The pestilence of the wholesale “money” system, the eurodollar standard if you will, is that the “dollar” is no longer anything like one and that these “markets” for it are not directly observable. That leaves observers and interested parties to gloss and gleam related second or third hand accounts, hopefully piecing together the right parts at the right time enough to elicit the right theory.
So it is an accumulation of “evidence” that starts to move opinions and analysis in one direction or another. That was certainly the case last year, as global dollar tightening was shrugged off in both stocks and any economic context – but not so in those places with more direct experience.
With the dollar moving upward again at more of an accelerated pace, the idea of liquidity is starting to attract attention – with very good reason. We are certainly nowhere near the violence of 2013, but it may not take as much this time as I think that liquidity itself has been degraded and eroded under constant pressure from all sides (including regulatory and profit pressure of credit without a persistent QE “crutch”). As the quarter ends and liquidity recedes in window dressing, shaking the foundation of the reverse repo program (more on that later), there are a few more indications to add to the worldwide bearishness in bond curves that suggest far less sanguinity and placidity than apparent to the mainstream and convention.
High yield credit has taken to stumble, timing that move to about where the dollar began its latest, precipitous rise. The timing very much echoes the pattern, if not the degree, to which this correlation of liquidity held in 2013. Obviously, though, given the interim between these two periods, the rising dollar had no imprint on high yield prices and complacency at the end of last year. That would suggest the possibility that liquidity may not have been the primary variable during that time, though other indications (see below) suggest that liquidity may have simply drawn focus elsewhere in the world.
That theory is reinforced by the trajectory of mortgage REIT’s, themselves a rather decent barometer of liquidity function. Again, the two primary periods of the rising dollar offer a compelling bookend to the middle period where the rising dollar may have had more of a destabilizing impact outside simply US credit.
The Brazilian real, for example, seems to have taken the brunt of all three dollar periods. That may seem like a redundancy, but the dollar as it is in the trade-weighted index does not necessarily convey its effects on individual currencies. In other words, if the dollar index is being pushed around by only the euro or yen (the two, by far, biggest components) it may not necessarily lend itself to broader liquidity interpretations. That we see here the dollar and real in pretty close correlation with the time periods in question seems to have brought out the global liquidity idea once more.
The concern should be not just that the dollar is rising, or the real is devaluing again, but the pace at which it has gathered and the level from which it begins. Brazil can ill-afford another burst of devaluation pressures on internal prices while already on such an unsound footing in its domestic economy (regardless of how economists see “global growth”).

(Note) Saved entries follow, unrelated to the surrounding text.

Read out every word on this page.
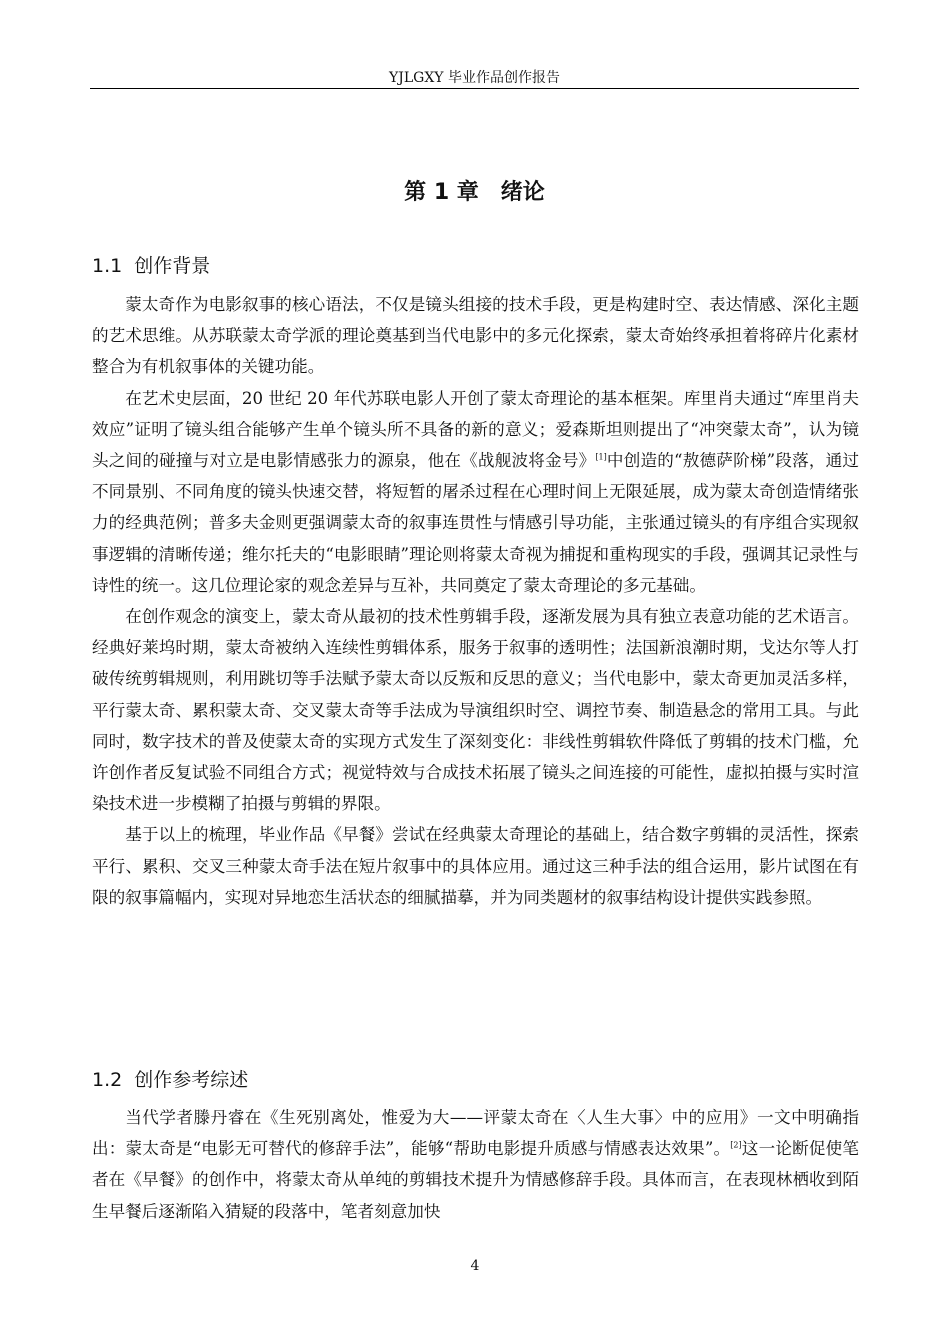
YJLGXY 毕业作品创作报告
第 1 章　绪论
1.1  创作背景

蒙太奇作为电影叙事的核心语法，不仅是镜头组接的技术手段，更是构建时空、表达情感、深化主题的艺术思维。从苏联蒙太奇学派的理论奠基到当代电影中的多元化探索，蒙太奇始终承担着将碎片化素材整合为有机叙事体的关键功能。

在艺术史层面，20 世纪 20 年代苏联电影人开创了蒙太奇理论的基本框架。库里肖夫通过“库里肖夫效应”证明了镜头组合能够产生单个镜头所不具备的新的意义；爱森斯坦则提出了“冲突蒙太奇”，认为镜头之间的碰撞与对立是电影情感张力的源泉，他在《战舰波将金号》[1]中创造的“敖德萨阶梯”段落，通过不同景别、不同角度的镜头快速交替，将短暂的屠杀过程在心理时间上无限延展，成为蒙太奇创造情绪张力的经典范例；普多夫金则更强调蒙太奇的叙事连贯性与情感引导功能，主张通过镜头的有序组合实现叙事逻辑的清晰传递；维尔托夫的“电影眼睛”理论则将蒙太奇视为捕捉和重构现实的手段，强调其记录性与诗性的统一。这几位理论家的观念差异与互补，共同奠定了蒙太奇理论的多元基础。

在创作观念的演变上，蒙太奇从最初的技术性剪辑手段，逐渐发展为具有独立表意功能的艺术语言。经典好莱坞时期，蒙太奇被纳入连续性剪辑体系，服务于叙事的透明性；法国新浪潮时期，戈达尔等人打破传统剪辑规则，利用跳切等手法赋予蒙太奇以反叛和反思的意义；当代电影中，蒙太奇更加灵活多样，平行蒙太奇、累积蒙太奇、交叉蒙太奇等手法成为导演组织时空、调控节奏、制造悬念的常用工具。与此同时，数字技术的普及使蒙太奇的实现方式发生了深刻变化：非线性剪辑软件降低了剪辑的技术门槛，允许创作者反复试验不同组合方式；视觉特效与合成技术拓展了镜头之间连接的可能性，虚拟拍摄与实时渲染技术进一步模糊了拍摄与剪辑的界限。

基于以上的梳理，毕业作品《早餐》尝试在经典蒙太奇理论的基础上，结合数字剪辑的灵活性，探索平行、累积、交叉三种蒙太奇手法在短片叙事中的具体应用。通过这三种手法的组合运用，影片试图在有限的叙事篇幅内，实现对异地恋生活状态的细腻描摹，并为同类题材的叙事结构设计提供实践参照。

1.2  创作参考综述

当代学者滕丹睿在《生死别离处，惟爱为大——评蒙太奇在〈人生大事〉中的应用》一文中明确指出：蒙太奇是“电影无可替代的修辞手法”，能够“帮助电影提升质感与情感表达效果”。[2]这一论断促使笔者在《早餐》的创作中，将蒙太奇从单纯的剪辑技术提升为情感修辞手段。具体而言，在表现林栖收到陌生早餐后逐渐陷入猜疑的段落中，笔者刻意加快

4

Tightening dollar conditions, if that is indeed what we are looking at here, would begin in the farthest reaches first before working inward. That they may have already started to pace US domestic high yield and even mortgage REIT’s even to relatively small degrees suggests that illiquidity may have spread farther than first thought. In terms of the repo context, I believed that more of a systemic issue than actual participation in an individual circumstance of wider dollar disruption. The spread, even minor as it has been, to all these other markets and locales, in addition to flattening curves everywhere including eurodollars themselves, may force me to rethink that repo position.
Instead of repo indicating a systemic weakness of its own accord, it may turn out related to whatever we see here in terms of broad dollar function. As always, this has to relate to the global dollar short, which is what the eurodollar standard and the current “reserve” currency is really all about. The renewed squeeze may be on, if ever so slight at the moment in its downstream impacts.
Even our old friend the Indian rupee has gained a slightly downward trend. That has to be an unwelcome event for the Reserve Bank of India given the rather drastic measures it took last year and earlier this year to try to get the rupee back up toward pre-tightening levels. Again, slight in its appearance but in tandem with all the others.
The accumulation of “evidence” in the various places is only suggestive at this point of liquidity under some possible duress. Some of that is likely uncertainty about the Fed’s position in short-term “markets” and some of it is certainly related to more than a little disappointment in the efficacy of these central banks to provide what they promised. Uncertainty of any changing degree is bound to be disruptive, so we will have to see how far this goes in the weeks and months ahead.